QRELS_FILE = "data/qrels.csv"

## Loading ranking files

In [2]:
def load_rankings(ranking_file):
    rankings = {}
    with open(ranking_file, "r") as fin:
        header = fin.readline().strip()
        if header != "QueryId,EntityId":
            raise Exception("Incorrect file format!")
        for line in fin.readlines():
            qid, _ = line.strip().split(",\"")
            docid = _[:-1]  # remove trailing "
            if qid not in rankings:
                rankings[qid] = []
            rankings[qid].append(docid)
    return rankings

## Loading relevance judgments

In [3]:
def load_qrels(qrels_file):
    qrels = {}
    with open(qrels_file, "r") as fin:
        header = fin.readline().strip()
        if header != "QueryId,EntityId,Relevance":
            raise Exception("Incorrect file format!")
        for line in fin.readlines():
            qid, _ = line.strip().split(",\"")
            docid, rel = _.split("\",")
            if qid not in qrels:
                qrels[qid] = {}
            qrels[qid][docid] = int(rel)
    return qrels

## Computing NDCG scores

In [4]:
def dcg(rel, p):
    dcg = rel[0]
    for i in range(1, min(p, len(rel))): 
        dcg += rel[i] / math.log(i + 1, 2)  # rank position is indexed from 1..
    return dcg

def compute_ndcg(rankings, qrels, k=100):
    sum_ndcg = 0
    for qid, ranking in sorted(rankings.items()):
        gt = qrels[qid]    
        gains = []  # holds corresponding relevance levels for the ranked docs
        for doc_id in ranking[:k]: 
            gain = gt.get(doc_id, 0)
            gains.append(gain)

        # relevance levels of the idealized ranking
        gain_ideal = sorted([v for _, v in gt.items()], reverse=True)
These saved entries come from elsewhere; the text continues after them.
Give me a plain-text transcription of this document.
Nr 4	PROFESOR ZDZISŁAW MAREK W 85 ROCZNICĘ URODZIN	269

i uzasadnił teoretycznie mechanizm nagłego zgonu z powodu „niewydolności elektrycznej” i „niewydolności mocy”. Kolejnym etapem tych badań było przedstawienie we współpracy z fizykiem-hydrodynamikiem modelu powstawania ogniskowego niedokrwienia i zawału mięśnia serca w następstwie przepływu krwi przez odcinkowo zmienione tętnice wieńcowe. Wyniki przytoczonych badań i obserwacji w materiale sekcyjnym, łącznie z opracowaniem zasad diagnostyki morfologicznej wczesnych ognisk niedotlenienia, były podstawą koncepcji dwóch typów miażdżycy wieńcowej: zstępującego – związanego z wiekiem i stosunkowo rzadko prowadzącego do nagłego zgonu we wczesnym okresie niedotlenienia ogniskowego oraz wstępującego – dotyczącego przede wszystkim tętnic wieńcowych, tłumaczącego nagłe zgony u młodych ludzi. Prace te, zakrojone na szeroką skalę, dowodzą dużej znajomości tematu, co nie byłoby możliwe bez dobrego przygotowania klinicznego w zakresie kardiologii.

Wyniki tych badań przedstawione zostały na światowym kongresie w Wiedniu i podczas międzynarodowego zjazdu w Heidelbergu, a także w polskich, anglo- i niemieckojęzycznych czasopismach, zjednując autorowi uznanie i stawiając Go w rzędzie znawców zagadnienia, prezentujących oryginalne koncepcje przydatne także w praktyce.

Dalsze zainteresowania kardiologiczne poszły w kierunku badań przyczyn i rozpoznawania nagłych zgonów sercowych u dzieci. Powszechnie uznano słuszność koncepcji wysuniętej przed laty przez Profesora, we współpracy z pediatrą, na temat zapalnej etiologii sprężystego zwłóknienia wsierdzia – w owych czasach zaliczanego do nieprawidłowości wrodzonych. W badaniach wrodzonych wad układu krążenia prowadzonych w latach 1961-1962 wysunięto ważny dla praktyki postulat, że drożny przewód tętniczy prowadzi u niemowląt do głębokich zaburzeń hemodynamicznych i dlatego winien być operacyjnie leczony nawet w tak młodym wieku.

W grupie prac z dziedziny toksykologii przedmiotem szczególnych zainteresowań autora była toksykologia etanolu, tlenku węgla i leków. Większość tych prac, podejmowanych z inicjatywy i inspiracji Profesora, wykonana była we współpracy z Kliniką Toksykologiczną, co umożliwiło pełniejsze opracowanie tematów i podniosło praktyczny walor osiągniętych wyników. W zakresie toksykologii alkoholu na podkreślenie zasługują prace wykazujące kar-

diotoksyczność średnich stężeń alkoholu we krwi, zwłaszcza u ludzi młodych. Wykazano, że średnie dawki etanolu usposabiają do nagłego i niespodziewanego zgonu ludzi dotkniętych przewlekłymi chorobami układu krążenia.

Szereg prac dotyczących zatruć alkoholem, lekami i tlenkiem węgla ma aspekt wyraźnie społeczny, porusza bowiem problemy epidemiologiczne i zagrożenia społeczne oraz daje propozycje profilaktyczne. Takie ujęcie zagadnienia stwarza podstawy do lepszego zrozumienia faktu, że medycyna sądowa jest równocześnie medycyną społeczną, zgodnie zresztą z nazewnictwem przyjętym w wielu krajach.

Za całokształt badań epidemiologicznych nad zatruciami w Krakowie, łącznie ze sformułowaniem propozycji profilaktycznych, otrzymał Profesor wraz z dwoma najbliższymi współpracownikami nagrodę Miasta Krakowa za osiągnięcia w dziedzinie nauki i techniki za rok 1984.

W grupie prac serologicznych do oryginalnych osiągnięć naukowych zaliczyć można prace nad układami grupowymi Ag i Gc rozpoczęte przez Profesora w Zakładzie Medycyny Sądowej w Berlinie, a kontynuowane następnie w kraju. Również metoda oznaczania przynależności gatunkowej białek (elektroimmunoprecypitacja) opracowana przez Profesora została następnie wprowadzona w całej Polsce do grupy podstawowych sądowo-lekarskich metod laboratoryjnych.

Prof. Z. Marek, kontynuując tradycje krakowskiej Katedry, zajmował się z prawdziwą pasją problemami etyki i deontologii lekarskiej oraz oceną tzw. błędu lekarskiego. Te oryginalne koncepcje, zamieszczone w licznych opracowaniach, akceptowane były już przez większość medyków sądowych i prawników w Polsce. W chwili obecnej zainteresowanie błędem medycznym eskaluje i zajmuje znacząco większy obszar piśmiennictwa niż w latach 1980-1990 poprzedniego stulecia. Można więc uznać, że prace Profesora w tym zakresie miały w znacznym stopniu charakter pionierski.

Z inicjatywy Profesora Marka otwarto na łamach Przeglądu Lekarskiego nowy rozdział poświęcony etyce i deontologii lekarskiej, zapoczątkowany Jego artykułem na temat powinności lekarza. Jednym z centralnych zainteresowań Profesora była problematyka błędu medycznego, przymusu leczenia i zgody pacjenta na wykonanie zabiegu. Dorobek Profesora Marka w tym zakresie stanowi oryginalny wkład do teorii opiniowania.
        ndcg = dcg(gains, k) / dcg(gain_ideal, k)
        sum_ndcg += ndcg

    return sum_ndcg / len(rankings)

## Results

In [5]:
qrels = load_qrels(QRELS_FILE)

for ranking in [BASE_RANKING_FILE, MLM_RANKING_FILE, SDM_ELR_RANKING_FILE, FSDM_ELR_RANKING_FILE]:
    rankings = load_rankings(ranking)
    print(f'{ranking}')
    print(f'\tNDCG@10: {compute_ndcg(rankings, qrels, k=10):.4f}')
    print(f'\tNDCG@100: {compute_ndcg(rankings, qrels, k=100):.4f}', end='\n\n')

data/ranking_baseline.csv
	NDCG@10: 0.3791
	NDCG@100: 0.4421

data/ranking_model1.csv
	NDCG@10: 0.3410
	NDCG@100: 0.4114

data/ranking_model2.csv
	NDCG@10: 0.3190
	NDCG@100: 0.3987

data/ranking_model3.csv
	NDCG@10: 0.3424
	NDCG@100: 0.4132